Творчество – одна из разновидностей злокозненного эскапизма. Выражается в маниакальном стремлении уйти от самих себя, перевоплотиться в вымышленные художественные образы, прожить ненастоящую жизнь – вместо своей собственной. Занятие опасное, засасывающее, подменяющее реальность выдумкой. О литературных двойниках, проживших большую часть жизни за графа Л.Н. Толстого, уже было.
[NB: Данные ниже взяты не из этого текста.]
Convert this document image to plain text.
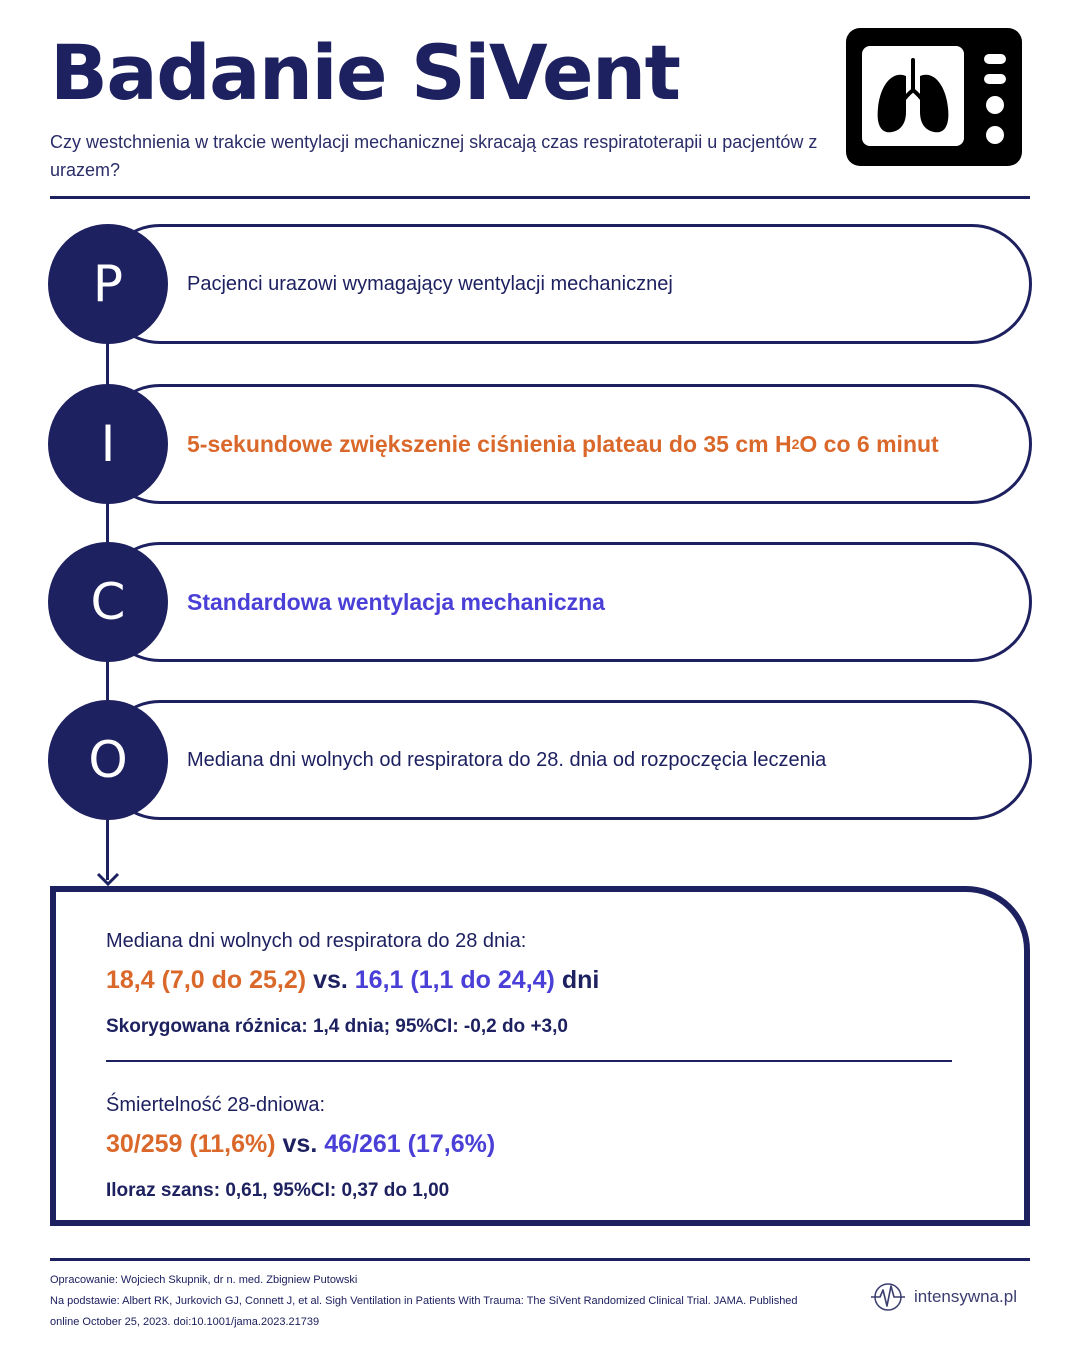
Badanie SiVent

Czy westchnienia w trakcie wentylacji mechanicznej skracają czas respiratoterapii u pacjentów z urazem?

Pacjenci urazowi wymagający wentylacji mechanicznej
P
5-sekundowe zwiększenie ciśnienia plateau do 35 cm H 2 O co 6 minut
I
Standardowa wentylacja mechaniczna
C
Mediana dni wolnych od respiratora do 28. dnia od rozpoczęcia leczenia
O
Mediana dni wolnych od respiratora do 28 dnia:
18,4 (7,0 do 25,2) vs. 16,1 (1,1 do 24,4) dni
Skorygowana różnica: 1,4 dnia; 95%CI: -0,2 do +3,0
Śmiertelność 28-dniowa:
30/259 (11,6%) vs. 46/261 (17,6%)
Iloraz szans: 0,61, 95%CI: 0,37 do 1,00
Opracowanie: Wojciech Skupnik, dr n. med. Zbigniew Putowski
Na podstawie: Albert RK, Jurkovich GJ, Connett J, et al. Sigh Ventilation in Patients With Trauma: The SiVent Randomized Clinical Trial. JAMA. Published
online October 25, 2023. doi:10.1001/jama.2023.21739
intensywna.pl
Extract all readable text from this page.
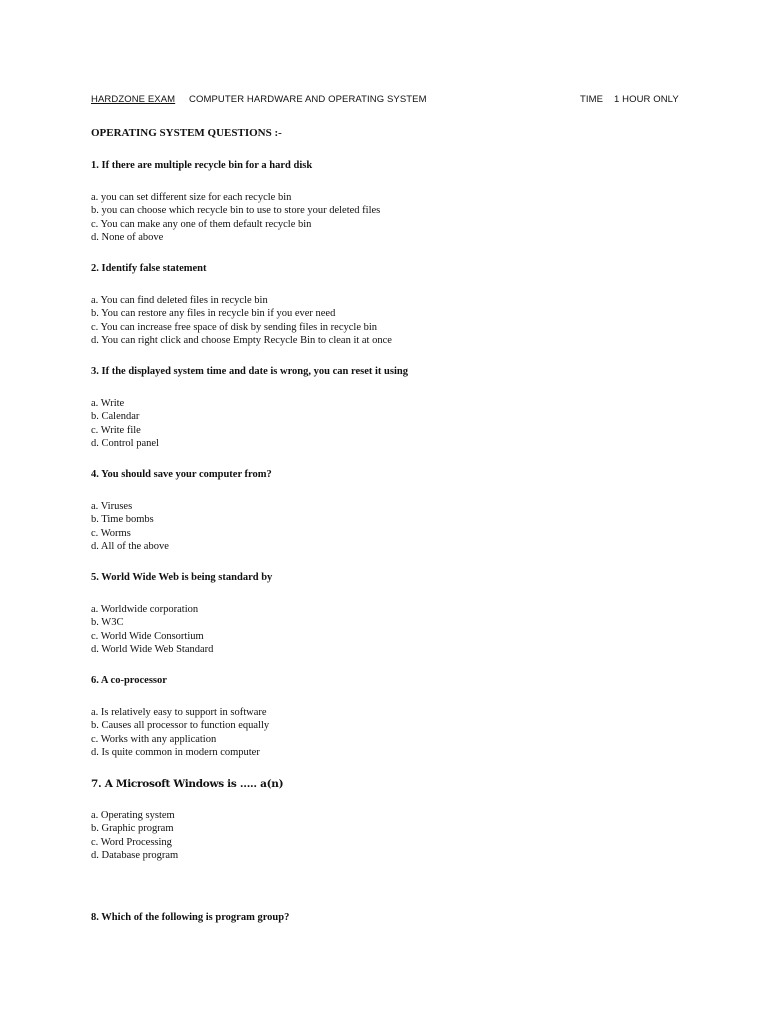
HARDZONE EXAM COMPUTER HARDWARE AND OPERATING SYSTEM	TIME 1 HOUR ONLY
OPERATING SYSTEM QUESTIONS :-
1. If there are multiple recycle bin for a hard disk
a. you can set different size for each recycle bin
b. you can choose which recycle bin to use to store your deleted files
c. You can make any one of them default recycle bin
d. None of above
2. Identify false statement
a. You can find deleted files in recycle bin
b. You can restore any files in recycle bin if you ever need
c. You can increase free space of disk by sending files in recycle bin
d. You can right click and choose Empty Recycle Bin to clean it at once
3. If the displayed system time and date is wrong, you can reset it using
a. Write
b. Calendar
c. Write file
d. Control panel
4. You should save your computer from?
a. Viruses
b. Time bombs
c. Worms
d. All of the above
5. World Wide Web is being standard by
a. Worldwide corporation
b. W3C
c. World Wide Consortium
d. World Wide Web Standard
6. A co-processor
a. Is relatively easy to support in software
b. Causes all processor to function equally
c. Works with any application
d. Is quite common in modern computer
7. A Microsoft Windows is ….. a(n)
a. Operating system
b. Graphic program
c. Word Processing
d. Database program
8. Which of the following is program group?
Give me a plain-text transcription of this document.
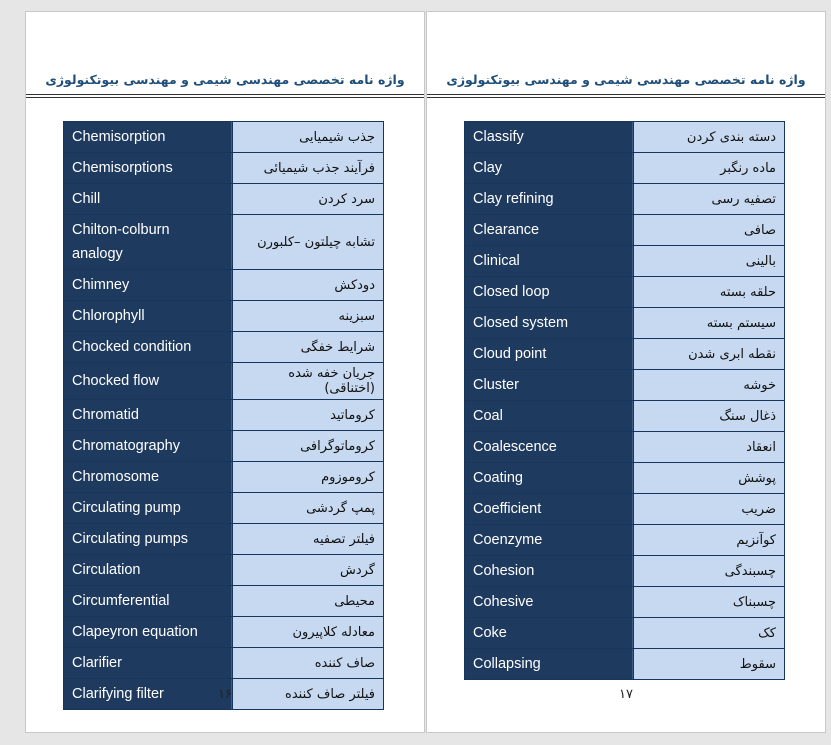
واژه نامه تخصصی مهندسی شیمی و مهندسی بیوتکنولوژی
Chemisorption	جذب شیمیایی
Chemisorptions	فرآیند جذب شیمیائی
Chill	سرد کردن
Chilton-colburn analogy	تشابه چیلتون –کلبورن
Chimney	دودکش
Chlorophyll	سبزینه
Chocked condition	شرایط خفگی
Chocked flow	جریان خفه شده (اختناقی)
Chromatid	کروماتید
Chromatography	کروماتوگرافی
Chromosome	کروموزوم
Circulating pump	پمپ گردشی
Circulating pumps	فیلتر تصفیه
Circulation	گردش
Circumferential	محیطی
Clapeyron equation	معادله کلاپیرون
Clarifier	صاف کننده
Clarifying filter	فیلتر صاف کننده
۱۶
واژه نامه تخصصی مهندسی شیمی و مهندسی بیوتکنولوژی
Classify	دسته بندی کردن
Clay	ماده رنگبر
Clay refining	تصفیه رسی
Clearance	صافی
Clinical	بالینی
Closed loop	حلقه بسته
Closed system	سیستم بسته
Cloud point	نقطه ابری شدن
Cluster	خوشه
Coal	ذغال سنگ
Coalescence	انعقاد
Coating	پوشش
Coefficient	ضریب
Coenzyme	کوآنزیم
Cohesion	چسبندگی
Cohesive	چسبناک
Coke	کک
Collapsing	سقوط
۱۷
Теперь – «аватары» Серебряного века.
Декаденты той поры до удивления похожи на моих замотанных современников: те же напряженные поиски себя в потемках, балансирование между моралью и аморальностью, готика, оккультизм, тяга к провокациям и мистификациям. Серебряный век – старый пруд с серебряными рыбками: видно не столько дно, сколько отражение неба, облака перевернуты сверху вниз, птицы летят в своих зеркальных отражениях.… Не случайно и увлечение Востоком увязано с предпочтением неевропейской письменности, идущей справа налево. Наоборот. Не так, как надо (а «как надо», никто не знает, за этим надо в Персию/Индию духа пешком, на что решился разве что Велимир Хлебников)
Заинтересовавшись, а пытались лет сто назад писатели спрятаться от себя, и удавалось ли это им, нашла в сборнике статей «Россия и Запад: Диалог или столкновение культур» такую поучительную историю. Некто С.В. Киссин, ныне малоизвестный мистический автор Серебряного века, увлекшись буддизмом, выбрал путь самоотречения, ухода от бытия, растворения в ничто!
Так однажды Муни придумал себе другого человека, обладавшего лучшими качествами, чем он сам, и пытался в него перевоплотиться. Эта игра с самим собой продолжалась около трех месяцев. Муни во всем старался перемениться, довоплотиться в болeе совершенного человека, вынужденного носить прежнее имя лишь «по причинам полицейского, паспортного порядка», но редакторы, которые только что печатали Муни, неведомому автору возвращали непрочитанные рукописи. Реинкарнация при жизни прежнего физического тела Киссину не удалась. Во время первой мировой войны он покончил жизнь самоубийством, выстрелив в висок из случайно оказавшегося под рукой пистолета, словно стремясь из любопытства поскорее заглянуть за занавес, а что там?» (Елена Шахматова. Оправдание мистицизма: Россия и Европа в зеркале Востока)
Сумасшествие, скажете? Но почему тогда появилась знаменитая мистификация «Черубина де Габриак», за тенью которой пряталась всамделишная, некрасивая, прихрамывающая женщина, превращенная усилиями обманщиков в прекрасную принцессу поэзии?! А Марина Цветаева вспоминала, как Максимилиан Волошин ее уговаривал «выдумать из себя» не одного, а нескольких поэтов, в том числе некого Петухова, и уверял, что стихами этого придуманного Петухова будут мучить ее до смерти, если проект возымеет успех.
Вероятнее всего, то было общее настроение времени: всем немного страшновато ожидать грядущее, мир вокруг немного поддельный, «виртуальный», сказали б сегодня, и укрыться от него удобнее в чужом облике, примерить на себя «аватарку», играть, играть, играть….
Главное – не заиграться совсем, а то будет как с Киссиным.